Our Generative AI models leaderboard is a ranking system that lists and compares the performance of various generative AI models based on specific evaluation metrics. The metrics can include accuracy, speed, computational efficiency, and other relevant factors. The leaderboard aims to help users identify the best-performing models for their specific application or task. The rankings are based on benchmark datasets and challenges, where multiple models are evaluated, allowing for a fair comparison of their performance. Leaderboards are useful tools for researchers, developers, and businesses seeking to identify and utilize the most effective generative AI models in their work.

What methodology is used for scoring models for the leaderboard?

We only considered prominent and open-source models to create this leaderboard. Note that this leaderboard can only be considered a high-level indicator of overall performance. The key parameters used for the scoring are;

  1. Benchmark results
  2. Model forks
  3. Model stars

Capability Rating(CR) is calculated based on the average of the selected benchmark results(BR) published in the Model's research paper.

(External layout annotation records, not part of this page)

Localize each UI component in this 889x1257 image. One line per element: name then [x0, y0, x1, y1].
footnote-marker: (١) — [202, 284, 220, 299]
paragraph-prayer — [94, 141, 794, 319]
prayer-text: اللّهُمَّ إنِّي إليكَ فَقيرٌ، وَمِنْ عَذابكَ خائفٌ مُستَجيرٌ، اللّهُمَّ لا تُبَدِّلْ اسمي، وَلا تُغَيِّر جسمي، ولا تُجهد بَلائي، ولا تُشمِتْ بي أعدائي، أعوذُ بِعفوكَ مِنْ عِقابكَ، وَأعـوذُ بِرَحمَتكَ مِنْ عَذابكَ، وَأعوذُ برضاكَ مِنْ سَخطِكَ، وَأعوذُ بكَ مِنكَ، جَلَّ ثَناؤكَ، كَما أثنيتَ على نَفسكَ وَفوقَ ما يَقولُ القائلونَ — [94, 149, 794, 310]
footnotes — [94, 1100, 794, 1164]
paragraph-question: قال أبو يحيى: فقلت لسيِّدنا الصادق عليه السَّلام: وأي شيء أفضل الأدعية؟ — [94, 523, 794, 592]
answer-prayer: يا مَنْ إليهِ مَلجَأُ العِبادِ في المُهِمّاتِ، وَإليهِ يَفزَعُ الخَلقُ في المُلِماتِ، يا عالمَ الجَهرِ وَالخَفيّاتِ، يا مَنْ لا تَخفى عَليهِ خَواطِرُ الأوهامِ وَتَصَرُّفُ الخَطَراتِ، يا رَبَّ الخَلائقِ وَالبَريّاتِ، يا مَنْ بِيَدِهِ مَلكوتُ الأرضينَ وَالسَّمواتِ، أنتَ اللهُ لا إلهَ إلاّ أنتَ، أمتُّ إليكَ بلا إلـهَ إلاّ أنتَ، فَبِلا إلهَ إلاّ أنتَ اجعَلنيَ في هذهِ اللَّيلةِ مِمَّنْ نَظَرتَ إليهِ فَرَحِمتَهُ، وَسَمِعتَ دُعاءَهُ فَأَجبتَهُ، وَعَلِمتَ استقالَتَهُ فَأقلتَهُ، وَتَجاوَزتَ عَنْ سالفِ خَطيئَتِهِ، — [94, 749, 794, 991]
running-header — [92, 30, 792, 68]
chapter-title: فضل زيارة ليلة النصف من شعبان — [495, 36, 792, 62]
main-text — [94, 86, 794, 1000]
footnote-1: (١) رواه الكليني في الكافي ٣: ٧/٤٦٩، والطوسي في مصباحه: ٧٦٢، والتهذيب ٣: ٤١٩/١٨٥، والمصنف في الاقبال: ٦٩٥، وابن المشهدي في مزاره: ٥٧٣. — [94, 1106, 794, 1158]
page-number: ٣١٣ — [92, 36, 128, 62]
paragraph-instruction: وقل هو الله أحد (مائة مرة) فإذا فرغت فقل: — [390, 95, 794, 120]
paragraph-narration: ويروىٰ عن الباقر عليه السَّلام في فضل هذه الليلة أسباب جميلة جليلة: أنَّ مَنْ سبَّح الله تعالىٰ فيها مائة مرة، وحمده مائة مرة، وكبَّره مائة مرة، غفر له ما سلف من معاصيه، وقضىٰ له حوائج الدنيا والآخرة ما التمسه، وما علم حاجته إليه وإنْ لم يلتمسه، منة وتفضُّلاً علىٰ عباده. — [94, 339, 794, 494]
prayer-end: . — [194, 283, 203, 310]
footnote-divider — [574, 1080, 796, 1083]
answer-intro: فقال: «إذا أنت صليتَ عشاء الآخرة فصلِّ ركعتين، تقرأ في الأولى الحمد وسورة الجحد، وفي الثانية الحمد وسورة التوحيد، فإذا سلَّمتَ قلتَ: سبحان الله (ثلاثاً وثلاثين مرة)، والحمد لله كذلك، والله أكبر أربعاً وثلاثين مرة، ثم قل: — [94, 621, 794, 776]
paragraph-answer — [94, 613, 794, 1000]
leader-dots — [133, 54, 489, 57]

Adoption Rating (AR) is calculated based on Model forks (MF) and Model Stars (MS). Model Stars directly indicate the community's acceptance of the Model. However, the number of stars does not necessarily mean the Model is used for project implementations. Model forks can indicate community adoption of the Model for building different applications. To calculate the adoption rating, we calculate the ratio of MS vs. MF and normalize the value to 100. 


The Model score is simply the average of scores Adoption Rating and Capability Rating.